Zurich's public institutions are sitting on a problem that has quietly ballooned for more than a decade: digital archives riddled with duplicate images, redundant scans and conflicting file versions that are costing storage budget, confusing researchers and, in some cases, producing errors in official records. The cantonal administration, ETH Zurich's library network and the Stadtarchiv on Alfred-Escher-Strasse have each reached a decision point. How they handle deduplication over the next 18 months will shape how the city's digital memory is managed for a generation.
The issue has sharpened because several institutions are now migrating to new long-term preservation systems. When you import a legacy archive into a fresh infrastructure, every duplicate gets carried across, amplified and re-indexed — turning a manageable annoyance into a structural liability. For institutions like the Zentralbibliothek Zürich on Zähringerplatz, which holds photographic collections running into the hundreds of thousands of images, the duplication rate in digitised historical holdings can be significant enough to distort search results and inflate reported collection sizes.
Why the Deduplication Decision Is Harder Than It Looks
The instinct is to delete duplicates automatically. Archivists resist that instinct, and for good reason. Two image files that look identical may carry different metadata, different provenance records or different rights clearances. A scan of a 1930s photograph of Niederdorf taken for one purpose may have been re-scanned for a separate project with corrected colour calibration. Both matter. Deleting the wrong version destroys context.
ETH Zurich's library has been piloting a structured deduplication workflow as part of its broader e-Rara digitisation programme, which hosts historical Swiss printed works and periodicals. The pilot has required staff to distinguish between true duplicates — byte-for-byte identical files — and near-duplicates where human review is essential. That distinction sounds simple; operationally, at scale, it is not. Decisions about which file becomes the master record, which gets archived as a secondary copy and which gets flagged for deletion require policy frameworks that most cantonal institutions have not yet formalised.
The cost question is also pressing. Cloud storage is not free. Swiss government data-hosting requirements push many cantonal bodies toward domestic providers or the Federal Data Processing Centre, where costs per terabyte are substantially higher than commercial international alternatives. Every duplicate image file kept indefinitely has a real, recurring price.
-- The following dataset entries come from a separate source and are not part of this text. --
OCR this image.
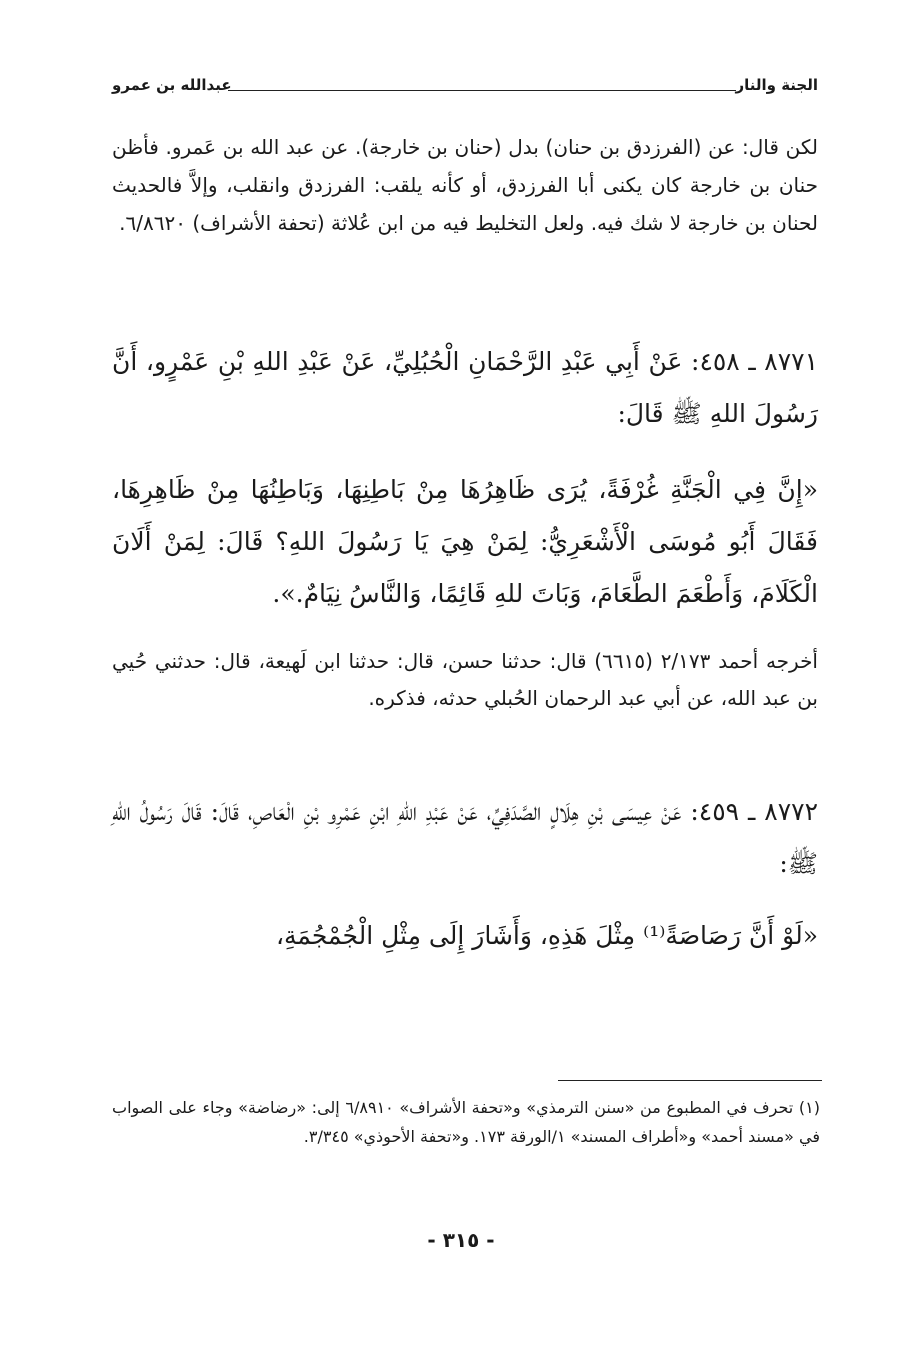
الجنة والنار
عبدالله بن عمرو
لكن قال: عن (الفرزدق بن حنان) بدل (حنان بن خارجة). عن عبد الله بن عَمرو. فأظن حنان بن خارجة كان يكنى أبا الفرزدق، أو كأنه يلقب: الفرزدق وانقلب، وإلاَّ فالحديث لحنان بن خارجة لا شك فيه. ولعل التخليط فيه من ابن عُلاثة (تحفة الأشراف) ٦/٨٦٢٠.
٨٧٧١ ـ ٤٥٨: عَنْ أَبِي عَبْدِ الرَّحْمَانِ الْحُبُلِيِّ، عَنْ عَبْدِ اللهِ بْنِ عَمْرٍو، أَنَّ رَسُولَ اللهِ ﷺ قَالَ:
«إِنَّ فِي الْجَنَّةِ غُرْفَةً، يُرَى ظَاهِرُهَا مِنْ بَاطِنِهَا، وَبَاطِنُهَا مِنْ ظَاهِرِهَا، فَقَالَ أَبُو مُوسَى الْأَشْعَرِيُّ: لِمَنْ هِيَ يَا رَسُولَ اللهِ؟ قَالَ: لِمَنْ أَلَانَ الْكَلَامَ، وَأَطْعَمَ الطَّعَامَ، وَبَاتَ للهِ قَائِمًا، وَالنَّاسُ نِيَامٌ.».
أخرجه أحمد ٢/١٧٣ (٦٦١٥) قال: حدثنا حسن، قال: حدثنا ابن لَهيعة، قال: حدثني حُيي بن عبد الله، عن أبي عبد الرحمان الحُبلي حدثه، فذكره.
٨٧٧٢ ـ ٤٥٩: عَنْ عِيسَى بْنِ هِلَالٍ الصَّدَفِيِّ، عَنْ عَبْدِ اللهِ ابْنِ عَمْرِو بْنِ الْعَاصِ، قَالَ: قَالَ رَسُولُ اللهِ ﷺ:
«لَوْ أَنَّ رَصَاصَةً⁽¹⁾ مِثْلَ هَذِهِ، وَأَشَارَ إِلَى مِثْلِ الْجُمْجُمَةِ،
(١) تحرف في المطبوع من «سنن الترمذي» و«تحفة الأشراف» ٦/٨٩١٠ إلى: «رضاضة» وجاء على الصواب في «مسند أحمد» و«أطراف المسند» ١/الورقة ١٧٣. و«تحفة الأحوذي» ٣/٣٤٥.
- ٣١٥ -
Institutions that have not audited their holdings in the past three years are almost certainly paying for redundant data they cannot easily locate or justify.
What the Next Decisions Look Like in Practice
Three concrete choices are coming. First, institutions need to decide whether deduplication is a one-time cleanup or a continuous process embedded in ingest workflows. The Stadtarchiv model, if adopted more broadly, would require every new batch of images to pass through a hash-matching check before being added to the permanent collection — stopping the problem from regenerating. Second, a shared metadata standard across cantonal bodies would allow the Zentralbibliothek, the Staatsarchiv des Kantons Zürich on Winterthurerstrasse and ETH's collections to cross-reference holdings without duplicating them across institutions. Talks toward a unified standard have been ongoing since at least 2023 but have not produced a binding agreement.
Third, and most politically sensitive, is the question of who pays for remediation. Digitisation grants from Pro Helvetia and the Swiss National Science Foundation funded the creation of many of these archives; neither body has a standing mandate to fund the cleanup of the problems that digitisation created.
The timetable is not abstract. The canton of Zurich's digital government programme has a review milestone set for early 2027, at which point agencies will report on storage efficiency and data quality. Institutions that arrive at that review without a deduplication policy risk having one imposed on them from above — a scenario archivists regard as far worse than designing their own solution now. The decisions made in the coming months will determine whether Zurich's digital collections become a model of managed, reliable public memory or an increasingly unwieldy heap of redundant files that no one quite trusts.